Важным является вопрос о целях грандиозного морского путешествия, предпринятого Пифеем. М. Кэри и Е. Уормингтон, обсуждая, каковы были цели и мотивы путешествий античности в целом, отмечают большое различие между целями древних путешественников и путешественников последующих эпох. Они считают, что в более поздние времена путешественники были в большей степени идеалистами, в то время как их предшественники стремились к результатам почти исключительно материальным. Нельзя, конечно, отрицать, что приманка коммерческого выигрыша проходит красной нитью через всю историю географических открытий или что некоторые путешествия нового времени были предприняты с военной или политической целью. Тем не менее характерной чертой путешествий и открытий периода Средних веков или эпохи Великих географических открытий являлось то обстоятельство, что они особенно вдохновлялись религиозными или научными мотивами. 

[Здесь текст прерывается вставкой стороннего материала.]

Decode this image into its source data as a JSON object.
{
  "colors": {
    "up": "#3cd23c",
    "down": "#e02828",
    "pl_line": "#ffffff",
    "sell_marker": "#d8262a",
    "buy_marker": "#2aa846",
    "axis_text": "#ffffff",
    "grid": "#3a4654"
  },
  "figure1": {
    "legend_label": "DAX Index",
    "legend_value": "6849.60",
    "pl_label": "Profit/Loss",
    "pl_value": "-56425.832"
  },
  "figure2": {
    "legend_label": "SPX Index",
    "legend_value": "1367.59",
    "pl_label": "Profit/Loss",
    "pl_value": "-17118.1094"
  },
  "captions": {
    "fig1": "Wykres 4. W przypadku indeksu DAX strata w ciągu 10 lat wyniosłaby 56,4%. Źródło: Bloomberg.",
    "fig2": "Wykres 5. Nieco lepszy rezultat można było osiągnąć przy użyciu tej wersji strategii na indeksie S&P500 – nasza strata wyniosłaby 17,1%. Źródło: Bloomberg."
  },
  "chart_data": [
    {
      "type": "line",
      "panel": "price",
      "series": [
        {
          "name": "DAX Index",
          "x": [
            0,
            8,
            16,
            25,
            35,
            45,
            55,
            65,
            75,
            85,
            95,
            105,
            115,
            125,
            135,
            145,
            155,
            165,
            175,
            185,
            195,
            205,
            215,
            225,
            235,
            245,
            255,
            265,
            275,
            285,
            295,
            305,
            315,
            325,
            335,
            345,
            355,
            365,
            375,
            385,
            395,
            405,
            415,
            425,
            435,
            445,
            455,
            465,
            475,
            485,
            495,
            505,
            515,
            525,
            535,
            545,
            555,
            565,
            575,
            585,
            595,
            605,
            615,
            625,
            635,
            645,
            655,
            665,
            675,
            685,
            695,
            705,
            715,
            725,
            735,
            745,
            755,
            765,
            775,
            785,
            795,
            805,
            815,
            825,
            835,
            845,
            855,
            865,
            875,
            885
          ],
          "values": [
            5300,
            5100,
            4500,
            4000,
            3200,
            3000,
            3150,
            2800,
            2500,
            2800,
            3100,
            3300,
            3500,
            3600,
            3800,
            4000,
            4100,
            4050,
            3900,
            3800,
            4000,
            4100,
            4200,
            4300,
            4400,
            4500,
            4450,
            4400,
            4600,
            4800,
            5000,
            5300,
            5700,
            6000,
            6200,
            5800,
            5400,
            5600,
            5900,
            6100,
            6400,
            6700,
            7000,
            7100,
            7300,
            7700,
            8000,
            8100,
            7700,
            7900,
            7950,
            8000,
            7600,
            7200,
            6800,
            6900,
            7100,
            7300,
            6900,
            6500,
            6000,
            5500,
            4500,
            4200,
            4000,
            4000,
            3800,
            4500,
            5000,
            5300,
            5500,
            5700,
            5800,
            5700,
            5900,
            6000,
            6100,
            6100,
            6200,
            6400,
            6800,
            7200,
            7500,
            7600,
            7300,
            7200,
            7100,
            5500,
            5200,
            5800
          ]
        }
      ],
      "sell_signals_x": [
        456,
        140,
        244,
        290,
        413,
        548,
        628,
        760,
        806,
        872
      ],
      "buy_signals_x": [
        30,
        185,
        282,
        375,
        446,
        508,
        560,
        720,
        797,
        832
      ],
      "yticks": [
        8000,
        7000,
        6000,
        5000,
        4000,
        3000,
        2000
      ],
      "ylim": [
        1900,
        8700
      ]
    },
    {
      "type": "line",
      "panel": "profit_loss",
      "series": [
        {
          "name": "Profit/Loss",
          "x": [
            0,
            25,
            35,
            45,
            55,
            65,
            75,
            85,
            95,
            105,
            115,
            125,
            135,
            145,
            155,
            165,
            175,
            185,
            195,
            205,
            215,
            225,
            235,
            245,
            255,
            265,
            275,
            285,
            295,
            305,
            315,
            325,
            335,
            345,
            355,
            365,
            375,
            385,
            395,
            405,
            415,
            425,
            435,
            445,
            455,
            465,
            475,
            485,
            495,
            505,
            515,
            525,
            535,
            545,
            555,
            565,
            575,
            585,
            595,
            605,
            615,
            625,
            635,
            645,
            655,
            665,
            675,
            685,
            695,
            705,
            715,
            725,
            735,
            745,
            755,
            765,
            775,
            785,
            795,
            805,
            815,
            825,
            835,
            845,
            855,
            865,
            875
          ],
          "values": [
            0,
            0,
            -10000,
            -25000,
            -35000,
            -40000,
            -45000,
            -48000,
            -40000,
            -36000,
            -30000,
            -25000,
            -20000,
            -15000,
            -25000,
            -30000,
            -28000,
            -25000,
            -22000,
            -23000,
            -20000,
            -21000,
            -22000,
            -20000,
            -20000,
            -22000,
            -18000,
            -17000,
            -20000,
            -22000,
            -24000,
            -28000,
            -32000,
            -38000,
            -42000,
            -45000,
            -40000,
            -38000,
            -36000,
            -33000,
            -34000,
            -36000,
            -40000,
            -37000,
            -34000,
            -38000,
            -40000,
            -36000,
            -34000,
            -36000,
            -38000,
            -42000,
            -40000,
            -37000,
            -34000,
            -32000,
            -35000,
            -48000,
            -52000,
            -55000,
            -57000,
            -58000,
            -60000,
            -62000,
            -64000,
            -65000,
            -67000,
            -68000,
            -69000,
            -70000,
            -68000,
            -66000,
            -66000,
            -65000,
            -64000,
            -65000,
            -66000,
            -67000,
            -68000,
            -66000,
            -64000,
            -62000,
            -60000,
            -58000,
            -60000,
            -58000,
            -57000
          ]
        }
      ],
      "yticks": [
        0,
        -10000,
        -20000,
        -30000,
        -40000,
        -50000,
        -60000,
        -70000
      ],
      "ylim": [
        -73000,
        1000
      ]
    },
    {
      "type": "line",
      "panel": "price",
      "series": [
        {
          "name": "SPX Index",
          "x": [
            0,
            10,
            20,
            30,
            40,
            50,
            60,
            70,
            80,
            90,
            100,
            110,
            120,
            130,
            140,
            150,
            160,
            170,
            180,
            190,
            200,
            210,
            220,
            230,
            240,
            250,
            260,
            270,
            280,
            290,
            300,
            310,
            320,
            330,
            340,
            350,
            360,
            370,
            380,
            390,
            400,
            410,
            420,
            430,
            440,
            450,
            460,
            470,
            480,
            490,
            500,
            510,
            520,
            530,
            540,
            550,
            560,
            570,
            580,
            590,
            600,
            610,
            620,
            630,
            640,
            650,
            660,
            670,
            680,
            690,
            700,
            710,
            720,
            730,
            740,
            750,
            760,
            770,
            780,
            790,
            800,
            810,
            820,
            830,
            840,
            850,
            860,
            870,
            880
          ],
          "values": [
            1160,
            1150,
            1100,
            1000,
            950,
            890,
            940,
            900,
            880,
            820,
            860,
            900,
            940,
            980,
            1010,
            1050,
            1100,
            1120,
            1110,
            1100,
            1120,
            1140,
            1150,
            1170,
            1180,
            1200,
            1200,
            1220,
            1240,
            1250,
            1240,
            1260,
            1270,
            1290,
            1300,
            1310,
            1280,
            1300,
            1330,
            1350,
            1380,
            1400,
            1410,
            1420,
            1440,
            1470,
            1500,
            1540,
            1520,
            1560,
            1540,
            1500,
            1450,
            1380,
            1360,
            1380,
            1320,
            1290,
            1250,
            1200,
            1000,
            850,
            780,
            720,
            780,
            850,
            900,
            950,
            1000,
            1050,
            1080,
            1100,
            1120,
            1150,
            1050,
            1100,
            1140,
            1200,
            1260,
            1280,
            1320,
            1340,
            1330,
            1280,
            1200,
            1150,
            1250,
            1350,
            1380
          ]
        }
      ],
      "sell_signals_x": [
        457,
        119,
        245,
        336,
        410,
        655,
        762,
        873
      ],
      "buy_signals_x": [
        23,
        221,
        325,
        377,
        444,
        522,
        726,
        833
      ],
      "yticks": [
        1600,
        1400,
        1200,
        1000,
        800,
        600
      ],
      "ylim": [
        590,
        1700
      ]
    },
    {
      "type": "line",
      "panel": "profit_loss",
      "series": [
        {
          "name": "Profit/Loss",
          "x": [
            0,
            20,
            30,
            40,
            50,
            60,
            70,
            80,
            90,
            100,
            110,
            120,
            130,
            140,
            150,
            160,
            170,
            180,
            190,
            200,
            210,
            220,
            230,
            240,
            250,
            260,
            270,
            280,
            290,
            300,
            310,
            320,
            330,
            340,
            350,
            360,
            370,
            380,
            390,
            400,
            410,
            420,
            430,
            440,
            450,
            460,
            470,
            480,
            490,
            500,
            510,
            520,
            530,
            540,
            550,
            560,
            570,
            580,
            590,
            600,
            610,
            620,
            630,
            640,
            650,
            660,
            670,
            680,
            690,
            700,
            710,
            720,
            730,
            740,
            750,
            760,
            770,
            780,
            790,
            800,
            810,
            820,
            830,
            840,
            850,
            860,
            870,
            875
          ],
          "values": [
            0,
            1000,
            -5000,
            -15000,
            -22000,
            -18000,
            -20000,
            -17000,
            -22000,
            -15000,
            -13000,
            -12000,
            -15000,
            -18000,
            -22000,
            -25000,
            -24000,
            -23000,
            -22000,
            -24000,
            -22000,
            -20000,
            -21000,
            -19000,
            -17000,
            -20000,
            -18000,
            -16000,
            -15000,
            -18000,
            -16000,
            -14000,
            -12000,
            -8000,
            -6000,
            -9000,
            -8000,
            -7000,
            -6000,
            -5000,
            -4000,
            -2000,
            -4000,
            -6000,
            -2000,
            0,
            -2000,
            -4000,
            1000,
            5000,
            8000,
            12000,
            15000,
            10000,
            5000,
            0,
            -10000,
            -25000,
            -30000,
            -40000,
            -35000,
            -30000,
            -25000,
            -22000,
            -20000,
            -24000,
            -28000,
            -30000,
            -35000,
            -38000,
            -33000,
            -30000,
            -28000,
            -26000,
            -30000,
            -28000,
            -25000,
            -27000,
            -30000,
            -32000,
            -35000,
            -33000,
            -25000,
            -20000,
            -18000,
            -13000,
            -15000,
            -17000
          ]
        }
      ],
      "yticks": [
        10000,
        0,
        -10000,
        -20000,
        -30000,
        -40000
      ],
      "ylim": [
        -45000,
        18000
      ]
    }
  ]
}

Религиозный миссионер  был типичной фигурой среди первооткрывателей  Средневековья, которые отваживались пускаться в путешествия по незнакомым землям. В эпоху Великих географических открытий в религиозных мотивах также не было недостатка. Вместе с мотивами светского характера они воодушевили Генриха-Мореплавателя, Колумба и многих других. Научные же мотивы являлись скорее следствием, чем целью путешествий Средневековья, но они стали играть большую роль в географических исследованиях нового времени. А с тех пор как капитан Кук был послан на Таити, чтобы там наблюдать проход планеты Венеры, научное наблюдение стало главной целью географических исследований. 

Мотивы же древних  путешественников имели главным  образом материальный характер. Большая  часть из них не ставила перед  собой другой цели, кроме стремления приобрести богатство. К этой цели их влекли равным образом правдоподобные сообщения о больших состояниях, приобретенных путешественниками  в чужих странах, и рассказы о  сказочных Эльдорадо, ожидающих  своих первооткрывателей далеко от известных дорог. Как справедливо  заметили М. Кэри и Е. Уормингтон, это стремление к материальным благам не следует приписывать какому-то особенному корыстолюбию древних. 

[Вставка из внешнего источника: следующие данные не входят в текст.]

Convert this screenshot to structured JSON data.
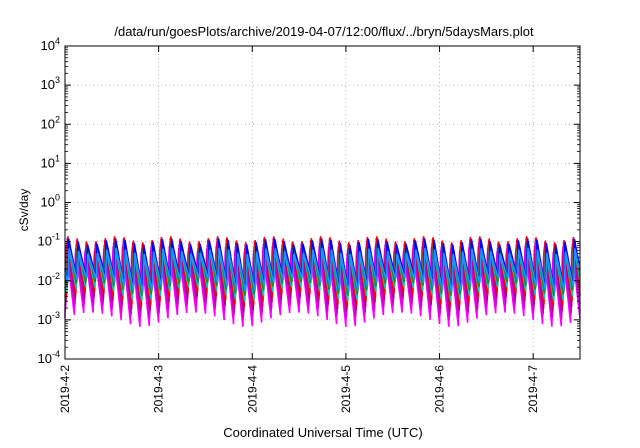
{
  "chart_data": {
    "type": "line",
    "title": "/data/run/goesPlots/archive/2019-04-07/12:00/flux/../bryn/5daysMars.plot",
    "xlabel": "Coordinated Universal Time (UTC)",
    "ylabel": "cSv/day",
    "yscale": "log",
    "ylim": [
      0.0001,
      10000
    ],
    "xlim_days": [
      0,
      5.5
    ],
    "x_ticks": [
      {
        "day": 0,
        "label": "2019-4-2"
      },
      {
        "day": 1,
        "label": "2019-4-3"
      },
      {
        "day": 2,
        "label": "2019-4-4"
      },
      {
        "day": 3,
        "label": "2019-4-5"
      },
      {
        "day": 4,
        "label": "2019-4-6"
      },
      {
        "day": 5,
        "label": "2019-4-7"
      }
    ],
    "y_ticks": [
      {
        "value": 0.0001,
        "base": "10",
        "exp": "-4"
      },
      {
        "value": 0.001,
        "base": "10",
        "exp": "-3"
      },
      {
        "value": 0.01,
        "base": "10",
        "exp": "-2"
      },
      {
        "value": 0.1,
        "base": "10",
        "exp": "-1"
      },
      {
        "value": 1,
        "base": "10",
        "exp": "0"
      },
      {
        "value": 10,
        "base": "10",
        "exp": "1"
      },
      {
        "value": 100,
        "base": "10",
        "exp": "2"
      },
      {
        "value": 1000,
        "base": "10",
        "exp": "3"
      },
      {
        "value": 10000,
        "base": "10",
        "exp": "4"
      }
    ],
    "grid": true,
    "sawtooth_period_days": 0.1,
    "series": [
      {
        "color": "#ff00ff",
        "peak": 0.09,
        "trough": 0.0011
      },
      {
        "color": "#e600e6",
        "peak": 0.085,
        "trough": 0.0014
      },
      {
        "color": "#cc00cc",
        "peak": 0.095,
        "trough": 0.0018
      },
      {
        "color": "#b40078",
        "peak": 0.13,
        "trough": 0.0025
      },
      {
        "color": "#ff0000",
        "peak": 0.15,
        "trough": 0.0035
      },
      {
        "color": "#00c8c8",
        "peak": 0.1,
        "trough": 0.005
      },
      {
        "color": "#228b22",
        "peak": 0.11,
        "trough": 0.006
      },
      {
        "color": "#0000ff",
        "peak": 0.12,
        "trough": 0.009
      },
      {
        "color": "#1e90ff",
        "peak": 0.07,
        "trough": 0.008
      }
    ]
  }
}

Причина скорее заключалась  в суровых условиях жизни двух главных наций античности, более  всего склонных к путешествиям и  исследованиям (финикийцев и греков). Как известно, и те и другие жили в гористых странах, где поселения  могли располагаться только на узкой  полосе прибрежных равнин. На этих территориях  культурная граница была быстро достижима. А избыточное население было вынуждено  идти «или в моря или под землю». Таким образом, вынужденные необходимостью, люди античности отправлялись на поиски более обширных пространств обрабатываемой земли, металлоносных зон, интернациональных  рынков. Среди путешественников нового времени их сравнивают с португальцами  и голландцами, которых в путешествия  равным образом толкало давление их избыточного населения. Религиозные  мотивы, наоборот, нисколько не способствовали проникновению в неисследованные  районы земного шара в эпоху античности. Религиозная пропаганда играла гораздо  меньшую роль в политеистических цивилизациях, чем у евреев, мусульман  и христиан. Кроме того, миссионеры шли не к крайним оконечностям, но скорее к центральным районам  известного мира. Евреи, христиане, почитатели Исиды, Митры или Кибелы - все искали своих прозелитов в самом сердце античных цивилизаций. Если обратиться к научным мотивам, то следует  сказать, что чистая любовь к науке  мало значила для римлян и ничего не значила для финикийцев, «которых еще никто не смог обвинить в бескорыстных мотивах». Однако нельзя сказать, что  научный интерес отсутствовал начисто  у древних путешественников. Например, для греков, отцов географической науки, простое любопытство уже  было мощным побудительным мотивом. Солон Афинский был одним из первых путешественников, которые посещали Египет из интереса к его местностям и достопримечательностям. Немного  позднее греческие первооткрыватели устремились искать археологические  следы Аравии. Известно также, что  Александр Великий считал одним  из плодов своих побед сведения о  фауне и флоре новых стран, полученные в результате его походов. Однако даже у греков путешествие  с научной целью был все-таки большой редкостью. 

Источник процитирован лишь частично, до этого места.